The 10-member Association of South East Asian Nations (ASEAN) has formally announced that it would “encourage the use of local currencies in cross-border transactions” in a bid to promote regional economic integration, as per a joint statement by the grouping at the ongoing 42nd ASEAN Summit in the town of Labuan Bajo in Indonesia.
The statement underscored that the move would reduce region’s vulnerability to “external volatility” and lower the cost of cross-border transactions, while also improving overall financial architecture and accelerate the adoption of digital payment systems.
The nations would “engage and collaborate” with ASEAN’s foreign partners, multilateral groupings and the private sector to promote local currency transactions, the statement added.
Furthermore, the ASEAN states would introduce an ‘ASEAN Local Currency Transaction Framework’ and link it with other cross-border payment initiatives.
The grouping said that the finance ministers of ASEAN states and the central bank governors have been tasked to find means to expand the regional payment connectivity as well as explore the development of the ASEAN Local Currency Transaction Framework.
The Southeast Asian nations said that the plan to encourage the usage of national currencies was in line with ‘ASEAN Economic Community Blueprint 2025’, which envisions creating a “deeply integrated” ASEAN economy.
Addressing the meeting earlier in the day, Indonesian President Joko Widodo said that economic integration and unity would play a central role in “regional peace and development”.
“In the future, ASEAN must strengthen its economic integration, strengthen inclusive cooperation, including the implementation of RCEP (Regional Comprehensive Economic Partnership), and strengthen the health, food, and energy architecture, as well as maintain the financial stability,” the Indonesian leader told his ASEAN counterparts.
The Growing Trend of De-Dollarization
Many low and middle-income nations have been looking to move away from the US dollar in recent years, a trend which has further picked up pace in the wake of G7 bloc of rich nations imposing sanctions against Russia and excluding it from the SWIFT network.
Around two-thirds of the trade between Russia and China is taking place in local currencies, as per official estimates.
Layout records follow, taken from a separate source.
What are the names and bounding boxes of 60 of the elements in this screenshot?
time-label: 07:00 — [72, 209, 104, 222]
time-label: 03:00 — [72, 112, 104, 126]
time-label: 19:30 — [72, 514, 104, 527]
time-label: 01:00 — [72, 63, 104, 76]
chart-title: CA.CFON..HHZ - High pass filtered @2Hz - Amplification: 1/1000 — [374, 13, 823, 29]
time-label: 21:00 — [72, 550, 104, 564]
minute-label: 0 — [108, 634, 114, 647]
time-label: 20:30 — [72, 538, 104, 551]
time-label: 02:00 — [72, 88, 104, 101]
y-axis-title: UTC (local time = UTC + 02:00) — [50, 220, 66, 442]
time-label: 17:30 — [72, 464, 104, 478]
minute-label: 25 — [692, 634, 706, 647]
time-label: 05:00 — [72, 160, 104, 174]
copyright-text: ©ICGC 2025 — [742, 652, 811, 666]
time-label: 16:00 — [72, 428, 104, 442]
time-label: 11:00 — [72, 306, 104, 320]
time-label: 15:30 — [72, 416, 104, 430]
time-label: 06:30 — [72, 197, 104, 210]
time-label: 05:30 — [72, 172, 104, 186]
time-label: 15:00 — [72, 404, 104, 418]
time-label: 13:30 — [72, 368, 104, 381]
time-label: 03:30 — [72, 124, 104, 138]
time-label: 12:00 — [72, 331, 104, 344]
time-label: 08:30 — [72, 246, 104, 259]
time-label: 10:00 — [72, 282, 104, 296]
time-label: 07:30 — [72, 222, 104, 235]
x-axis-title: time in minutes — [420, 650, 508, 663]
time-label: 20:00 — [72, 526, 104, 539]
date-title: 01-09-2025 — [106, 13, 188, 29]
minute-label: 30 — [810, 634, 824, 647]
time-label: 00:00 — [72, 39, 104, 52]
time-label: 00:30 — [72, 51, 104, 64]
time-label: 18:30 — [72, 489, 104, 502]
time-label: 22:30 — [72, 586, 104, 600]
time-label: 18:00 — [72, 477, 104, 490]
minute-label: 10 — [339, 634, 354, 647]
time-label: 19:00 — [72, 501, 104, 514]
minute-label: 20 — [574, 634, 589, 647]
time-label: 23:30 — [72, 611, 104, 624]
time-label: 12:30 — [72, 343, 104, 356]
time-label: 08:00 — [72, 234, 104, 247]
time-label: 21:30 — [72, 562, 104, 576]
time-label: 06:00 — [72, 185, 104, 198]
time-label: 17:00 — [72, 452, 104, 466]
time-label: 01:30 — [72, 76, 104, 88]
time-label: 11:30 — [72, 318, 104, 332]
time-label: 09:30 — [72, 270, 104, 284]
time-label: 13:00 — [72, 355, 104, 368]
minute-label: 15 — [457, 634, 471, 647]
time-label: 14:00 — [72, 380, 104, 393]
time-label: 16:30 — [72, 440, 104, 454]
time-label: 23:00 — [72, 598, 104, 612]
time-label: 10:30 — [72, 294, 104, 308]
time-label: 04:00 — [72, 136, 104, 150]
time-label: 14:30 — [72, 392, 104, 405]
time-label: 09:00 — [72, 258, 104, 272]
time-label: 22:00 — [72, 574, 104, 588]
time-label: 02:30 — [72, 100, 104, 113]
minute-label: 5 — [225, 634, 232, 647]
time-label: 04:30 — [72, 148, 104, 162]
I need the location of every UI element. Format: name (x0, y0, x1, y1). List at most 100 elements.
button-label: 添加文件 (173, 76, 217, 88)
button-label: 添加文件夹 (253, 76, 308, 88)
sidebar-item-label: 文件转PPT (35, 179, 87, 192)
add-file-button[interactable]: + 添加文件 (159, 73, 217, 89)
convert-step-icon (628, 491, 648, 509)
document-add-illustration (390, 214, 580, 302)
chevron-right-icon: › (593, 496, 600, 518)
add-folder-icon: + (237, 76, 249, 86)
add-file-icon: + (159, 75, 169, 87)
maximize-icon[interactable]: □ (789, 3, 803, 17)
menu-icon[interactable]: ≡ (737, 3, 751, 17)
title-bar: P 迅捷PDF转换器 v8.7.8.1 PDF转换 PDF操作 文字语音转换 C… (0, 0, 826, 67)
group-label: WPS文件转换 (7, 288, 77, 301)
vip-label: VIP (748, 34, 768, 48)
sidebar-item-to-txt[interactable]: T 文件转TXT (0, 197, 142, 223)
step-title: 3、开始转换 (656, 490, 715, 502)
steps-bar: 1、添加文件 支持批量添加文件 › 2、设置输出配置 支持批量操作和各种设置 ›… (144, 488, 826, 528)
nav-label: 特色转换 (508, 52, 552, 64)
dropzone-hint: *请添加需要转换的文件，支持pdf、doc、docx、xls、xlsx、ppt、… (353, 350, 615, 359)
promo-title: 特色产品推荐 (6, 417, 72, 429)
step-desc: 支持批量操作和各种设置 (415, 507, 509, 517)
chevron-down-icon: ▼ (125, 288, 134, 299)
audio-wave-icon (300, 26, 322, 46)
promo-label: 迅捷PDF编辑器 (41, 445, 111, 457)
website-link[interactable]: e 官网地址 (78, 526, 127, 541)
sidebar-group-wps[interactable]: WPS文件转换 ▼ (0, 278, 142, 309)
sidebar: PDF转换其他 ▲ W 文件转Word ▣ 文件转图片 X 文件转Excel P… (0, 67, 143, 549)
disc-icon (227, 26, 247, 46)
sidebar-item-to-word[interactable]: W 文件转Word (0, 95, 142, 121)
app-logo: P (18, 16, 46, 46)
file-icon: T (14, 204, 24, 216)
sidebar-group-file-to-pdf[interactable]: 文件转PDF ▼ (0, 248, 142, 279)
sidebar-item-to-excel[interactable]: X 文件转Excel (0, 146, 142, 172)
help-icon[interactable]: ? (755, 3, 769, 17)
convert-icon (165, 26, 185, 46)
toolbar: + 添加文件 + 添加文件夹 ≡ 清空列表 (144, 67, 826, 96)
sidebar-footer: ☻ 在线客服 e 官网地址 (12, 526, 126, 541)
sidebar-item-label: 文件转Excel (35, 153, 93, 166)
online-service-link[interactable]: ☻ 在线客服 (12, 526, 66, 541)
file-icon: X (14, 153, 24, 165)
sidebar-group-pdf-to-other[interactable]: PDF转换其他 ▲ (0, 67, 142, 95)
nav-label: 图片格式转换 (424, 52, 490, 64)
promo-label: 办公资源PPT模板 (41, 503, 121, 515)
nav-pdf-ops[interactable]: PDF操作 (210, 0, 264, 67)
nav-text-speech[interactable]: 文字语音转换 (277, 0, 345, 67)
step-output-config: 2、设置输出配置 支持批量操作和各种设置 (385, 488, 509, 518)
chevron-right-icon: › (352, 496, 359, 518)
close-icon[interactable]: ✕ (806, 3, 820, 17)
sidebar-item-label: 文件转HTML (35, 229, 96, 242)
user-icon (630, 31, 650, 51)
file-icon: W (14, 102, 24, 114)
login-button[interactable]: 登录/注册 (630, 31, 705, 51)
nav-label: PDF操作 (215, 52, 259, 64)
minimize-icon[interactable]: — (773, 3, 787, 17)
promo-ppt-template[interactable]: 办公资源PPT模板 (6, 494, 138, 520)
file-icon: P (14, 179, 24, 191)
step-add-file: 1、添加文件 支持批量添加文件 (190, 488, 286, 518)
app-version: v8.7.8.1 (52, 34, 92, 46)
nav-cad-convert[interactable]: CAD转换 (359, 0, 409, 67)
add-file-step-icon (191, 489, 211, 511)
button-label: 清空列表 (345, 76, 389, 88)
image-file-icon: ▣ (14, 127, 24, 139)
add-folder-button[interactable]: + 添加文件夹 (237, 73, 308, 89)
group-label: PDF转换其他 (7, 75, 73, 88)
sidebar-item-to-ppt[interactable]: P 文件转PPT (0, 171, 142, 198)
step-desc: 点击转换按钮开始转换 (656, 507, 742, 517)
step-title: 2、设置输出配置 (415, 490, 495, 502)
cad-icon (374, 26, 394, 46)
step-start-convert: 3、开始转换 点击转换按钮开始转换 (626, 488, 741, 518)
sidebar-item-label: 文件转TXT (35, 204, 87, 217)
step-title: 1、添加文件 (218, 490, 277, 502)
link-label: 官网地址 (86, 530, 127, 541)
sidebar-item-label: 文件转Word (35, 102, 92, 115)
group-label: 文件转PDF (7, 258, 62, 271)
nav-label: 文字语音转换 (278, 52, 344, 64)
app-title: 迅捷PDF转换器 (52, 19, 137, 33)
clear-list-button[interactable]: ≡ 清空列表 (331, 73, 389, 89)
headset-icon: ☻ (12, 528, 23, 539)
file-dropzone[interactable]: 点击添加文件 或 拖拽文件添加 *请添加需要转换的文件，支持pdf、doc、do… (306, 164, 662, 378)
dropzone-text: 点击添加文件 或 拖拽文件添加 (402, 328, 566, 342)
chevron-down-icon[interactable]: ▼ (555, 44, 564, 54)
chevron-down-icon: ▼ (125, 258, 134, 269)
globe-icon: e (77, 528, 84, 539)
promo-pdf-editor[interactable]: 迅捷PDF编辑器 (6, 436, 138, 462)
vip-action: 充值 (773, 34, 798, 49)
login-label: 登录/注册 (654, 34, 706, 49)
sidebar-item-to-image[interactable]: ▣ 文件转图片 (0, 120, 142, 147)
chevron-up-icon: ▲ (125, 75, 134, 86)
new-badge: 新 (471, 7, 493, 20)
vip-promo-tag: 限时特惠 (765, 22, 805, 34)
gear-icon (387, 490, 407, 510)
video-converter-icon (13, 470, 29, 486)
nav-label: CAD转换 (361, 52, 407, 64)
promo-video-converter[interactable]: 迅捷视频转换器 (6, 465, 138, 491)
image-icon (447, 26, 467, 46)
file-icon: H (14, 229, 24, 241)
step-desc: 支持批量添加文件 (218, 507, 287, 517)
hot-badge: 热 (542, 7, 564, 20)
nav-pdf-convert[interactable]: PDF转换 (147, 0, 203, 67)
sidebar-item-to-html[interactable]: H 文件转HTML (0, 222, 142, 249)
Bilateral trade is set to hit a record high of $200 billion this year.
The Foreign Trade Policy (FTP) of India, the world’s fifth biggest economy, in March said that New Delhi would “encourage” international trade settlements in rupees.
Malaysia, which is one of the bigger ASEAN economies, is one of the countries with which New Delhi has announced a mechanism for settling trade in local currencies.
According to officials, Indonesia is also in talks with New Delhi to introduce a similar mechanism.
While the US dollar remains the predominant global currency, its share in financial transactions has been receding in the last few years: acccording to the International Monetary Fund (IMF), the share of US dollar reserves held by central banks in 2020 fell to 59 percent—its lowest level in 25 years.